Menang jumlah penggawa dimanfaatkan secara maksimal oleh Florenzi serta kolega. 3 menit kemudian, giliran Pellegrini yang menyarangkan goal memanfaatkan assist dari Cristante. Goal bernada offside itu jadi goal terakhir pada pertandingan itu. Roma kalahkan 10 bintang CSKA Moskva.

Categories: Main

Tags: ,

Denmark Open 2018 – Zheng Siwei/Huang Yaqiong Makin Superior Usai Tegaskan Titel jawara

No Comments

Denmark Open 2018 - Zheng Siwei/Huang Yaqiong Makin Superior Usai Tegaskan Titel jawara

Pasangan ganda campuran China, Zheng Siwei/Huang Yaqiong, makin memperlihatkan dominasinya usai menegaskan trofi di Denmark Open 2018.

Trofi diraih usai menghajar wakil Thailand, Dechapol Puavaranukroh/Sapsiree Taerattanachai, 21-16, 21-13, di pertandingan partai puncak yang berjalan di Odense Sports Park, Minggu (21/10/2018).

Pertandingan ketat begitu saja tersaji semenjak gim pertama sampai skor 10-10.

Puavaranukroh/Taerattanachai memimpin tipis di interval 11-10.

Usai interval, Zheng/Huang memaksakan skor jadi imbang 11-11.

Ke 2 pasangan lagi-lagi terlibat aksi saling bergantian mencetak angka sampai score 16-16.

Zheng/Huang berikutnya menyarangkan 5 angka berturut-turut serta menegaskan gim itu menjadi milik mereka.

Di gim ke 2, Zheng/Huang makin superior serta menang 12-9.

Puavaranukroh/Taerattanachai berupaya mendekat 10-12. Namun begitu, Zheng/Huang kembali membuka jarak 18-10 usai menyarangkan 6 angka berturut-turut.

Zheng/Huang yang telah memegang kendali performa sukses menyentuh poin 21 terlebih dahulu serta menegaskan titel juara.

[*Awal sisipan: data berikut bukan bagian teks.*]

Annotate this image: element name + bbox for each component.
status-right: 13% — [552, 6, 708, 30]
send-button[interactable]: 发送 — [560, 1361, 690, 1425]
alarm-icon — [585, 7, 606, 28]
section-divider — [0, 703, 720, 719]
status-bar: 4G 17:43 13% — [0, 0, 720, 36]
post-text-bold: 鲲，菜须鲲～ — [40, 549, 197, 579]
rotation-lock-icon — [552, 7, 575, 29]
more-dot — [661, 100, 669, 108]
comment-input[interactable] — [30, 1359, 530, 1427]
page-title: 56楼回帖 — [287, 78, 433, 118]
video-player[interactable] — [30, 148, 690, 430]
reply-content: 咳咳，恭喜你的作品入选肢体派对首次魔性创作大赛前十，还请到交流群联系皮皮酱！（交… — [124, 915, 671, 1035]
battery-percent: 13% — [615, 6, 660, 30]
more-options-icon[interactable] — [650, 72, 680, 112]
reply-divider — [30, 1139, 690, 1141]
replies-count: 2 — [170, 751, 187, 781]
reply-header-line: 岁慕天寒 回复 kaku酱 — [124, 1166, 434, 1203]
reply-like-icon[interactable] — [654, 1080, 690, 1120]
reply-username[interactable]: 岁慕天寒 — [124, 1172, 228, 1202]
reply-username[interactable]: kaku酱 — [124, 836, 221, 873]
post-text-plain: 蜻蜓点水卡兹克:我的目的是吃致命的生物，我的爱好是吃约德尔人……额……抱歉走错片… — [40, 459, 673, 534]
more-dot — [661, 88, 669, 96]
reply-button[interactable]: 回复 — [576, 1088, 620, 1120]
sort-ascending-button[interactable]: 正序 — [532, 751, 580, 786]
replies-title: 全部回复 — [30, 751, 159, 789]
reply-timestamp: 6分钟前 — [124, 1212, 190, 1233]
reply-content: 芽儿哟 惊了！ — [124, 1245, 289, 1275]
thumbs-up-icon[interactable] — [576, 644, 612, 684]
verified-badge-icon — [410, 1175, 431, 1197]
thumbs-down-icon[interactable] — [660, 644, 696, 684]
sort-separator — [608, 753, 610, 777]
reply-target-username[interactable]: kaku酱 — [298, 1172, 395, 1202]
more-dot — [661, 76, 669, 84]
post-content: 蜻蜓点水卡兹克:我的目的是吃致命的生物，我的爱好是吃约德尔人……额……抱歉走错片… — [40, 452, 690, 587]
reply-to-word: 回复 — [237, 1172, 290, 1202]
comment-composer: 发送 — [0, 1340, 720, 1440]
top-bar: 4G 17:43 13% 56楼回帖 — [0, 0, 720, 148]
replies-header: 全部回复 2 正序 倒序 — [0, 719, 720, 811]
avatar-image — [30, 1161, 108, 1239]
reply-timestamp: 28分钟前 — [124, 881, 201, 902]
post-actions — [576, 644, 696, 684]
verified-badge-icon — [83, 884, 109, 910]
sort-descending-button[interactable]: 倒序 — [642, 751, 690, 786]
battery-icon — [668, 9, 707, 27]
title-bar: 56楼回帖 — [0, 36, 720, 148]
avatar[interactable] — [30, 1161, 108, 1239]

Kejayaan di Denmark Open 2018 makin mengokohkan dominasi peringkat pertama dunia itu.

Semenjak dipasangkan di November 2017, Zheng/Huang telah memborong 11 piala.

Tahun ini, Zheng/Huang tercatat memenangi Indonesia Masters, Japan Open, China Open, Kompetisi Asia, Kompetisi Dunia, serta mendapat medali emas Asian Games 2018.